Through the study, the experimental group and the control group both received 12 days of twice-daily inpatient physiotherapy, then 6 weeks of one session per week as an outpatient. In these sessions, the participants completed exercises targeted at improving quadriceps, hamstring and calf strength, increasing knee range of motion and improving walking and stair climbing ability. The experimental group had an additional set of exercises designed to specifically target strengthening the hip abductor muscles, where the control group were given additional general functional exercises for the same time duration.

The outcomes of this study revealed all participants demonstrated improvements in general lower leg and hip abductor strength and functional outcome measures, but there were no statistical differences between the experimental or control groups.
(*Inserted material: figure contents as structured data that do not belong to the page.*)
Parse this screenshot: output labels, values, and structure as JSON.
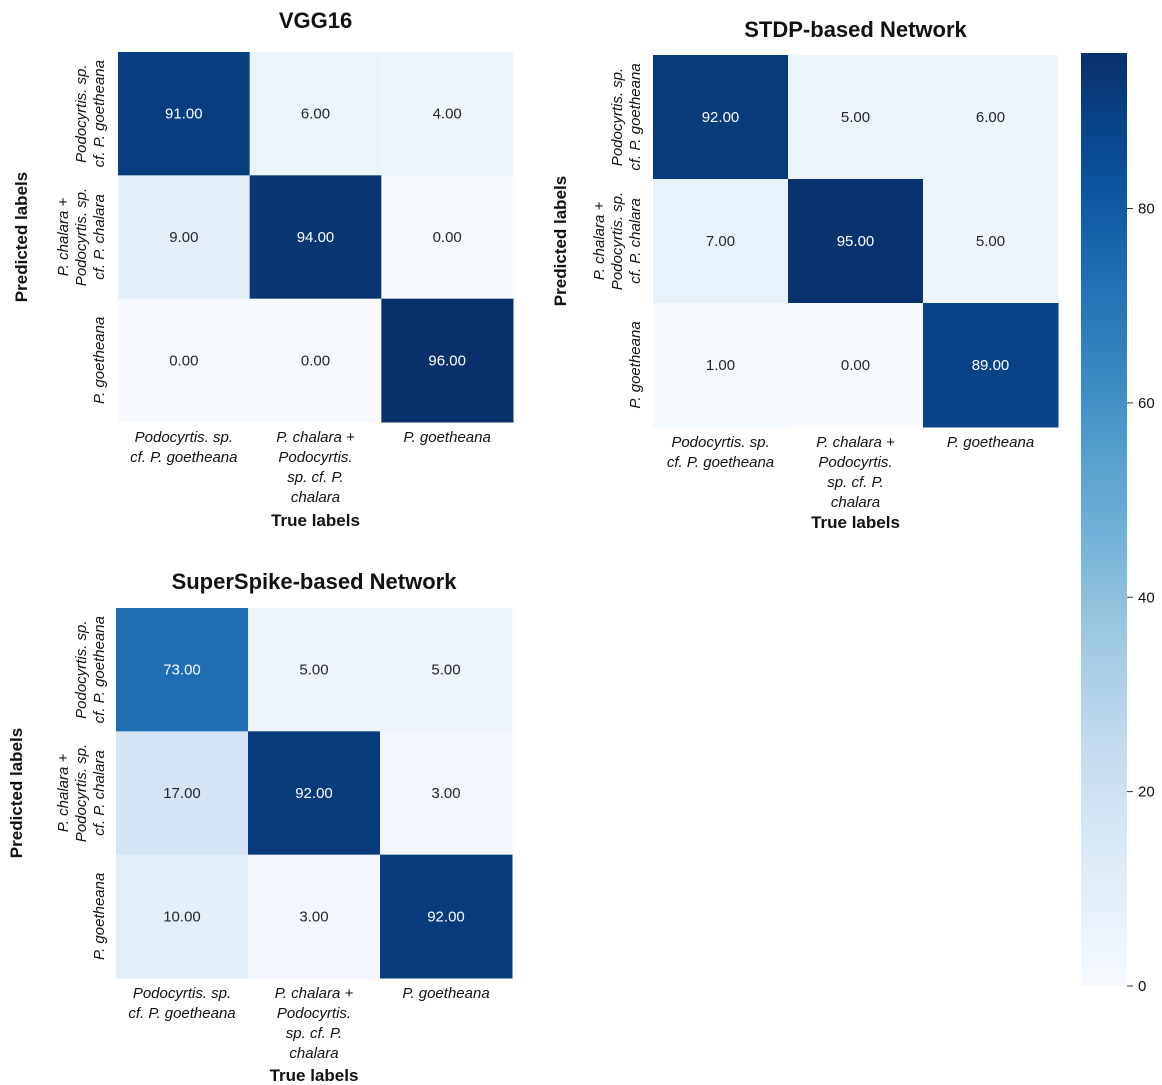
{
  "chart_data": [
    {
      "type": "heatmap",
      "title": "VGG16",
      "xlabel": "True labels",
      "ylabel": "Predicted labels",
      "x_tick_labels": [
        [
          "Podocyrtis. sp.",
          "cf. P. goetheana"
        ],
        [
          "P. chalara +",
          "Podocyrtis.",
          "sp. cf. P.",
          "chalara"
        ],
        [
          "P. goetheana"
        ]
      ],
      "y_tick_labels": [
        [
          "Podocyrtis. sp.",
          "cf. P. goetheana"
        ],
        [
          "P. chalara +",
          "Podocyrtis. sp.",
          "cf. P. chalara"
        ],
        [
          "P. goetheana"
        ]
      ],
      "values": [
        [
          91,
          6,
          4
        ],
        [
          9,
          94,
          0
        ],
        [
          0,
          0,
          96
        ]
      ],
      "cell_labels": [
        [
          "91.00",
          "6.00",
          "4.00"
        ],
        [
          "9.00",
          "94.00",
          "0.00"
        ],
        [
          "0.00",
          "0.00",
          "96.00"
        ]
      ],
      "colormap": "Blues"
    },
    {
      "type": "heatmap",
      "title": "STDP-based Network",
      "xlabel": "True labels",
      "ylabel": "Predicted labels",
      "x_tick_labels": [
        [
          "Podocyrtis. sp.",
          "cf. P. goetheana"
        ],
        [
          "P. chalara +",
          "Podocyrtis.",
          "sp. cf. P.",
          "chalara"
        ],
        [
          "P. goetheana"
        ]
      ],
      "y_tick_labels": [
        [
          "Podocyrtis. sp.",
          "cf. P. goetheana"
        ],
        [
          "P. chalara +",
          "Podocyrtis. sp.",
          "cf. P. chalara"
        ],
        [
          "P. goetheana"
        ]
      ],
      "values": [
        [
          92,
          5,
          6
        ],
        [
          7,
          95,
          5
        ],
        [
          1,
          0,
          89
        ]
      ],
      "cell_labels": [
        [
          "92.00",
          "5.00",
          "6.00"
        ],
        [
          "7.00",
          "95.00",
          "5.00"
        ],
        [
          "1.00",
          "0.00",
          "89.00"
        ]
      ],
      "colormap": "Blues"
    },
    {
      "type": "heatmap",
      "title": "SuperSpike-based Network",
      "xlabel": "True labels",
      "ylabel": "Predicted labels",
      "x_tick_labels": [
        [
          "Podocyrtis. sp.",
          "cf. P. goetheana"
        ],
        [
          "P. chalara +",
          "Podocyrtis.",
          "sp. cf. P.",
          "chalara"
        ],
        [
          "P. goetheana"
        ]
      ],
      "y_tick_labels": [
        [
          "Podocyrtis. sp.",
          "cf. P. goetheana"
        ],
        [
          "P. chalara +",
          "Podocyrtis. sp.",
          "cf. P. chalara"
        ],
        [
          "P. goetheana"
        ]
      ],
      "values": [
        [
          73,
          5,
          5
        ],
        [
          17,
          92,
          3
        ],
        [
          10,
          3,
          92
        ]
      ],
      "cell_labels": [
        [
          "73.00",
          "5.00",
          "5.00"
        ],
        [
          "17.00",
          "92.00",
          "3.00"
        ],
        [
          "10.00",
          "3.00",
          "92.00"
        ]
      ],
      "colormap": "Blues"
    }
  ],
  "colorbar": {
    "min": 0,
    "max": 96,
    "ticks": [
      0,
      20,
      40,
      60,
      80
    ],
    "colormap": "Blues"
  }
}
Clinically, we see that a wholistic approach to post-operative recovery is vitally important. In treating people following total knee replacements, we not only work on a strengthening program similar to the ones in this study, we also work on the psychosocial aspects of injury recovery. We acknowledge that your recovery will not only work on improving physical strength, range of motion and endurance, but will require you to undo a number of pre-operative movement patterns and behaviours that you may or may not even know existed.  Ideally, this is why we love to see people prior to their knee surgery to ensure we have a clear plan in place as soon as you are discharged from the hospital, and you know what to expect at each and every stage of your recovery.